Just in case you were wondering why the writing of PG Wodehouse and Raymond Chandler somehow echo each other, the answer is simple. They both attended Dulwich College in London, both did well in Greek and Latin, and they both were there under had headmaster Arthur Herman Gilkes who loved fine writing.

This BBC piece looks at the similarities.

And here is an interesting Salon piece on Raymond Chandler and his life and work:

What matters is not how Chandler was similar to Hammett, or, more important, to the now-forgotten hacks of the 1930s pulps, but how he was different. His prose, for instance — the tight, swift rhythm and sentences that careen toward the end of paragraphs with a closer that stings like a slap in the face.

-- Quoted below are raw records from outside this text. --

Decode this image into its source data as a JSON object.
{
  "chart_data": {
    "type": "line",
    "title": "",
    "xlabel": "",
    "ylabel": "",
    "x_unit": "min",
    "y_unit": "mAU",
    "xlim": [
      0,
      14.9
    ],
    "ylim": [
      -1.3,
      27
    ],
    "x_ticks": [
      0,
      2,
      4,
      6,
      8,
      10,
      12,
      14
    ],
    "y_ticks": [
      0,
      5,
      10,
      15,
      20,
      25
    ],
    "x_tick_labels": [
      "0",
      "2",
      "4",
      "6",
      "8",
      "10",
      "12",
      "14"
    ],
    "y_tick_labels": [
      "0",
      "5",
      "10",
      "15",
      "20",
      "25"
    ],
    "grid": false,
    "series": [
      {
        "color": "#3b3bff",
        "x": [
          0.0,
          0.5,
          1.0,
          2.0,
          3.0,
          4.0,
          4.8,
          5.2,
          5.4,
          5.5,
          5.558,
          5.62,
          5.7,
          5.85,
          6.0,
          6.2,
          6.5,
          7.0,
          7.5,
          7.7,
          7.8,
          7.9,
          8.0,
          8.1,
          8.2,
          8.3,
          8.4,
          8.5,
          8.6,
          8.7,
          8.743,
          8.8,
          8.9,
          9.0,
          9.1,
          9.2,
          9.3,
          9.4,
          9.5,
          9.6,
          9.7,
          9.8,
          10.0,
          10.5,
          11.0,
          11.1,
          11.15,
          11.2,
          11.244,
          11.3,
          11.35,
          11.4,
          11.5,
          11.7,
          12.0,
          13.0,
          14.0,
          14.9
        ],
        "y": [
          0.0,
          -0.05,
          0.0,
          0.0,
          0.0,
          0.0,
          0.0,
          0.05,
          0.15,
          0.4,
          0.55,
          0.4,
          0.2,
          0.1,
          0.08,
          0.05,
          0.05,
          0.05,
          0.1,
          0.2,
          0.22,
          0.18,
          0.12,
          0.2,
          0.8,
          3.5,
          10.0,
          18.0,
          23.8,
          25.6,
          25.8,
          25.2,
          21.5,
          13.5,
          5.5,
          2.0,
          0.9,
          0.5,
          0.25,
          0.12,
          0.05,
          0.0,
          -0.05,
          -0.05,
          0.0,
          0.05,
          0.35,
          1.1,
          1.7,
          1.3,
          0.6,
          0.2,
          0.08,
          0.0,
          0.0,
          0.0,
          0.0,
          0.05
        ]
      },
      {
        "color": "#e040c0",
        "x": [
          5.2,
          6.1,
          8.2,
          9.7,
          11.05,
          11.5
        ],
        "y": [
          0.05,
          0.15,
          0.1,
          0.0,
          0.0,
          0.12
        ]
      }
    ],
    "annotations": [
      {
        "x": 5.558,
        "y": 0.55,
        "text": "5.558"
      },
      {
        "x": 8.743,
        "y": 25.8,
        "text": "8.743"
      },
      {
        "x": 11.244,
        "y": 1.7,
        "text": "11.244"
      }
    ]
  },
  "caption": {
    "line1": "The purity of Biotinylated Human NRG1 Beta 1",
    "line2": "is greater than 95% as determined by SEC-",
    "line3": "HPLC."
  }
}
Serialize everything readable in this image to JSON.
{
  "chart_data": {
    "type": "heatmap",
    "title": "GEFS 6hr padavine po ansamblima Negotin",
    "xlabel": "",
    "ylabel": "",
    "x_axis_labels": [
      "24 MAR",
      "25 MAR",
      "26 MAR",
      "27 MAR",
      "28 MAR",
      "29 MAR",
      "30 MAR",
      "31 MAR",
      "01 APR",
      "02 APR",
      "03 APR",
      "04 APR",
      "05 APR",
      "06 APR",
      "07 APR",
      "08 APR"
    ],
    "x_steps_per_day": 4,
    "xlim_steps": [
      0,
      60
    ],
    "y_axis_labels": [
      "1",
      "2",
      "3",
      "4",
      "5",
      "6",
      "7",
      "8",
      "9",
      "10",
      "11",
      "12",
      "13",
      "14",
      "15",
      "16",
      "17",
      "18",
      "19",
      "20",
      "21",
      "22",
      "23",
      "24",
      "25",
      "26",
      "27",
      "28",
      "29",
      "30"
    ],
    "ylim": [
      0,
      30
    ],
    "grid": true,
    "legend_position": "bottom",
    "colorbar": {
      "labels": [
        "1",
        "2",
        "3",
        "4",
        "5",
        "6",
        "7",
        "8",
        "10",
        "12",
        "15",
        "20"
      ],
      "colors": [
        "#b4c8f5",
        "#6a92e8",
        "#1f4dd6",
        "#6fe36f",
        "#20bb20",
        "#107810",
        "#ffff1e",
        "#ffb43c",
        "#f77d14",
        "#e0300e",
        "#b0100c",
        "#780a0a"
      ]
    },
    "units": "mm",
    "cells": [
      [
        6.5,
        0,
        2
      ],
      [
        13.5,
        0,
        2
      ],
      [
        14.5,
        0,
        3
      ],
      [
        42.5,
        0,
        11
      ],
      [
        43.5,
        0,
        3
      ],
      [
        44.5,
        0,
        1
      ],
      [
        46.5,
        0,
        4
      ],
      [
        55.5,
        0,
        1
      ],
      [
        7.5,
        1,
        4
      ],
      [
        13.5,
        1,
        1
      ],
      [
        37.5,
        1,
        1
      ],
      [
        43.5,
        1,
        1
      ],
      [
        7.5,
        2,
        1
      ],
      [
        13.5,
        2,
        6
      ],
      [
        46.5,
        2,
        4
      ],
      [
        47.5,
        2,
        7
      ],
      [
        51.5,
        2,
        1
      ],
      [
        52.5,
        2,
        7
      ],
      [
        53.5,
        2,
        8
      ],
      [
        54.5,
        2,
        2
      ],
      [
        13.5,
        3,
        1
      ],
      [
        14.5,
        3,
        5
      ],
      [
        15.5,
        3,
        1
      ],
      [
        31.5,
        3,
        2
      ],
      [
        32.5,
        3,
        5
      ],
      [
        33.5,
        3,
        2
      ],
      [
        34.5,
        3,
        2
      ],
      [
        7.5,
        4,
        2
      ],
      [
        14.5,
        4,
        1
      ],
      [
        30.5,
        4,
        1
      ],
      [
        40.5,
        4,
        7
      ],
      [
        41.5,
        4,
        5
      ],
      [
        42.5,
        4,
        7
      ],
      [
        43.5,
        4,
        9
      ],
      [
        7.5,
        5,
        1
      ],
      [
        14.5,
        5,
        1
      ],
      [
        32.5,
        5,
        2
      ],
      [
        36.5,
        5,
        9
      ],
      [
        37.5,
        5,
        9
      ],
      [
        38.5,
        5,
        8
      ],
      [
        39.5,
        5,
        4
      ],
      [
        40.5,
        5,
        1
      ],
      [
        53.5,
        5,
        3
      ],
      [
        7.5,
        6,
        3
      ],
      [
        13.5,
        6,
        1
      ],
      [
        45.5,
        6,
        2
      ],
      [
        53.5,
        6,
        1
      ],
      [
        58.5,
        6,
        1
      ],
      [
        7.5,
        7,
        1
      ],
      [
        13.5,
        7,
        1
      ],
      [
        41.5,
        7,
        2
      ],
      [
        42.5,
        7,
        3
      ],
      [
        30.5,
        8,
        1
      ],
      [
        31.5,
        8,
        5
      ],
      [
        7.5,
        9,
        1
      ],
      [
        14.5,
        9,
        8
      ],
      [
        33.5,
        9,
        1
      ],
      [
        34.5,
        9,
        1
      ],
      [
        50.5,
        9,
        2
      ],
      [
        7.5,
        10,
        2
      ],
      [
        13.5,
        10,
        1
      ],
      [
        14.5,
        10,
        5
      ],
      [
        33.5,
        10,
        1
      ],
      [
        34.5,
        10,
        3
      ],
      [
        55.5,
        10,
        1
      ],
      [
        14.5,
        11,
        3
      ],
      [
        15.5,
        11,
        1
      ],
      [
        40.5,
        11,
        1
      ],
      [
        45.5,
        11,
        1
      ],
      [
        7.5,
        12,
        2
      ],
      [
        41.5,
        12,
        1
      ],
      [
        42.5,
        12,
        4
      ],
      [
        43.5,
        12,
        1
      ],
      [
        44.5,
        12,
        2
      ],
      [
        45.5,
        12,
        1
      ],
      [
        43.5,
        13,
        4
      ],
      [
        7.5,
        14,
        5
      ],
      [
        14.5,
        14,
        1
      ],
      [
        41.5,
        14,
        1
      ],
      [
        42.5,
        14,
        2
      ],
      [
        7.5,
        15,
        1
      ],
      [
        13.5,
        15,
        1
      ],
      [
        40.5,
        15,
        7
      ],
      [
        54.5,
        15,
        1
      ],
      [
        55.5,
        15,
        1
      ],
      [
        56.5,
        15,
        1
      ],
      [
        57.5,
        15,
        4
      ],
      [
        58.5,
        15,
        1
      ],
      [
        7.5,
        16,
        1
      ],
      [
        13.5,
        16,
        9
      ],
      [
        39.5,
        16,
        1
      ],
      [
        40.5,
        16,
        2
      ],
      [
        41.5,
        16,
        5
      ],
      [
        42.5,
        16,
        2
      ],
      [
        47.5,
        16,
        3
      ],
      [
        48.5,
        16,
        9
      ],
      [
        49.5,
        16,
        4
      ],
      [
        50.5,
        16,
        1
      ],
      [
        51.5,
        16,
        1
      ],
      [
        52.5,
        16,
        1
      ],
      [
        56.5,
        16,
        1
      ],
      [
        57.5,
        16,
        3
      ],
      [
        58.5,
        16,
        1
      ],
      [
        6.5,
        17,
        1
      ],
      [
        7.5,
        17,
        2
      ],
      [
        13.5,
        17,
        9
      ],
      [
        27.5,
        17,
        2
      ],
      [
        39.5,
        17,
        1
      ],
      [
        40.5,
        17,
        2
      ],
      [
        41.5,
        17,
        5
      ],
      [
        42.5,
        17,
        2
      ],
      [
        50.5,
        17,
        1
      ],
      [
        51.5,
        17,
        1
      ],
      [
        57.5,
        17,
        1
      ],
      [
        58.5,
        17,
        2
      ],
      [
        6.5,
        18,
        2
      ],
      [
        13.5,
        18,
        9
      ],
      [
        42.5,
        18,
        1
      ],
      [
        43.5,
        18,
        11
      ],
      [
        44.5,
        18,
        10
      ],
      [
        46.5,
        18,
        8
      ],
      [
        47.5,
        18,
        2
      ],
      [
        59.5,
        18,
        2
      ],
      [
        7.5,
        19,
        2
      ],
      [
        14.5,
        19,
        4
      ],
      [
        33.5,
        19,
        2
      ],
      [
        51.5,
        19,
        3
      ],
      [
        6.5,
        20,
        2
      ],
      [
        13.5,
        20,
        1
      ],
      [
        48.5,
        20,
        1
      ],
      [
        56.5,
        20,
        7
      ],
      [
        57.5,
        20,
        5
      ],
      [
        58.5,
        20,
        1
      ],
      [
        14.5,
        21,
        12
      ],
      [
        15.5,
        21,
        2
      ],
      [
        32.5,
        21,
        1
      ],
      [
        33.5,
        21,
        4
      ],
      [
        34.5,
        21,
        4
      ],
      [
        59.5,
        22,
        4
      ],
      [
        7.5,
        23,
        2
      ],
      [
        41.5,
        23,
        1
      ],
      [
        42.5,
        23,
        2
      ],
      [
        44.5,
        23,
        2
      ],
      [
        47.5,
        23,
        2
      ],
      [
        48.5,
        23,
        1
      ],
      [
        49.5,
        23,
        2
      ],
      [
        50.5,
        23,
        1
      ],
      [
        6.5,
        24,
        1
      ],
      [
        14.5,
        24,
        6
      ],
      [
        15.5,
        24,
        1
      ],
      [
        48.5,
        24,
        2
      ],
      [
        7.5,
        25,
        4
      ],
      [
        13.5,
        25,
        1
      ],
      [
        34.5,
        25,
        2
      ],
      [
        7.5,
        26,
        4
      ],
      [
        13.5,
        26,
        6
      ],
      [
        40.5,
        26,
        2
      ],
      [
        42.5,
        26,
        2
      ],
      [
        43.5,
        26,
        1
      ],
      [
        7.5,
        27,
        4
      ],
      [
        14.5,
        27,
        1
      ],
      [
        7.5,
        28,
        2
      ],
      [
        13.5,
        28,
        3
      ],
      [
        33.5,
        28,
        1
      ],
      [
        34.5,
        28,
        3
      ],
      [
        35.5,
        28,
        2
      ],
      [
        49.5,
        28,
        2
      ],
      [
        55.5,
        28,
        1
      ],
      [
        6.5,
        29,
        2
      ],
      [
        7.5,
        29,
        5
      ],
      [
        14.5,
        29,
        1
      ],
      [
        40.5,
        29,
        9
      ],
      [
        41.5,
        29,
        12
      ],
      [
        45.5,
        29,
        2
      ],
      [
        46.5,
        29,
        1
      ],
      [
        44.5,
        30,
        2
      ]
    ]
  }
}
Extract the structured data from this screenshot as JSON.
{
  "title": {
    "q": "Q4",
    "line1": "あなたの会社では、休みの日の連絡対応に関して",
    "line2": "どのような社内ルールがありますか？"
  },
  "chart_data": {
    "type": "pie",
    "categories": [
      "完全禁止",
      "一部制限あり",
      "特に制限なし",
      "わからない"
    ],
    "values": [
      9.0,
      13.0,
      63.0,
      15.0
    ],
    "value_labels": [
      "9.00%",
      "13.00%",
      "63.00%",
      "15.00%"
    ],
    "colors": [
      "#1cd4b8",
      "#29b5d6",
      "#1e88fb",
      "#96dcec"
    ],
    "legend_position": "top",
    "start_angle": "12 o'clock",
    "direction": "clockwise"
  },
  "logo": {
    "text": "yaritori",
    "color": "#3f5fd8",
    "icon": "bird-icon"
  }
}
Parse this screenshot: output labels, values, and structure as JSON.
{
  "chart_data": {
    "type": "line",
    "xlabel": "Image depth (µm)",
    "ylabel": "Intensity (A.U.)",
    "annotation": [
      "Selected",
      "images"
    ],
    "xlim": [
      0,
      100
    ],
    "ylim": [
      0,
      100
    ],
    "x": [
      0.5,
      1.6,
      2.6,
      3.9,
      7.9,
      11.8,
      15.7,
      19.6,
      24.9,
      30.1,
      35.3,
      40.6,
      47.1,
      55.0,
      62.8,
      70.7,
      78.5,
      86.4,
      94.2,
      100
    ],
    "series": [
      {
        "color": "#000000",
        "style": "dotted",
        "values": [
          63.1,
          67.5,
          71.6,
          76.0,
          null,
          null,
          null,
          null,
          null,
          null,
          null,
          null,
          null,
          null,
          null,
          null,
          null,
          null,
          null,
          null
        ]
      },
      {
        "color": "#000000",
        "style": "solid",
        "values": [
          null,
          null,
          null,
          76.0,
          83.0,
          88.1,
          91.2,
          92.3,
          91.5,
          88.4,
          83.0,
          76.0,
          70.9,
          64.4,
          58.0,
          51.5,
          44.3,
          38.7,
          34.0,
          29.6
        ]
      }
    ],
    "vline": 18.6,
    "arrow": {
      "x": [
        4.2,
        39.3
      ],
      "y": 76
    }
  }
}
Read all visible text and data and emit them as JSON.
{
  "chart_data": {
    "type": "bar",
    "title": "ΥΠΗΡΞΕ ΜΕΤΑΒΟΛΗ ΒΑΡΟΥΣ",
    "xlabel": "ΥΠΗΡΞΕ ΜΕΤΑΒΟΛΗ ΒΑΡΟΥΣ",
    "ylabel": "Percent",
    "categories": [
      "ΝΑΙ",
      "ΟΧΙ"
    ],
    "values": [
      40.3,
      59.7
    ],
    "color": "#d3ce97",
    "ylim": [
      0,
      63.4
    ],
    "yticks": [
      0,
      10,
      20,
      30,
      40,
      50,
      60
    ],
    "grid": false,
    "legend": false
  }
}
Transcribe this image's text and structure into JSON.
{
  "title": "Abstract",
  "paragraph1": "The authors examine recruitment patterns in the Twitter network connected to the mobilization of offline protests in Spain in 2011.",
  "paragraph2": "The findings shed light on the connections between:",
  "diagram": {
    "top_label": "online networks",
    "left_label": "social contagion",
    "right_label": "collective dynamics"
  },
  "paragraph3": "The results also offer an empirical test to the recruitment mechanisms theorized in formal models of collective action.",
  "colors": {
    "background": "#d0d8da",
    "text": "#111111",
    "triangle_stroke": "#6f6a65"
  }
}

Hacks don’t write with Chandler’s kind of precision. That’s why they are hacks. Chandler’s prose was the perfect vehicle for the suspense story that he more than anyone else perfected if not actually invented — the kind driven more by atmosphere and the baser side of human nature than by plot.

Which is why, in the end, most of Chandler’s critics tend to be either wrong or irrelevant. About 10 years ago, Martin Amis, in the New York Times, wittily dismissed Chandler as dated, and on a superficial level he was probably right. But if that really mattered, why would Chandler continue to be read more than 60 years after his first book? We shall see if Mr. Amis dates so well in a fraction of that time…

Most years I re-read the Chandler stories. A nice way to pass the time in rainy August.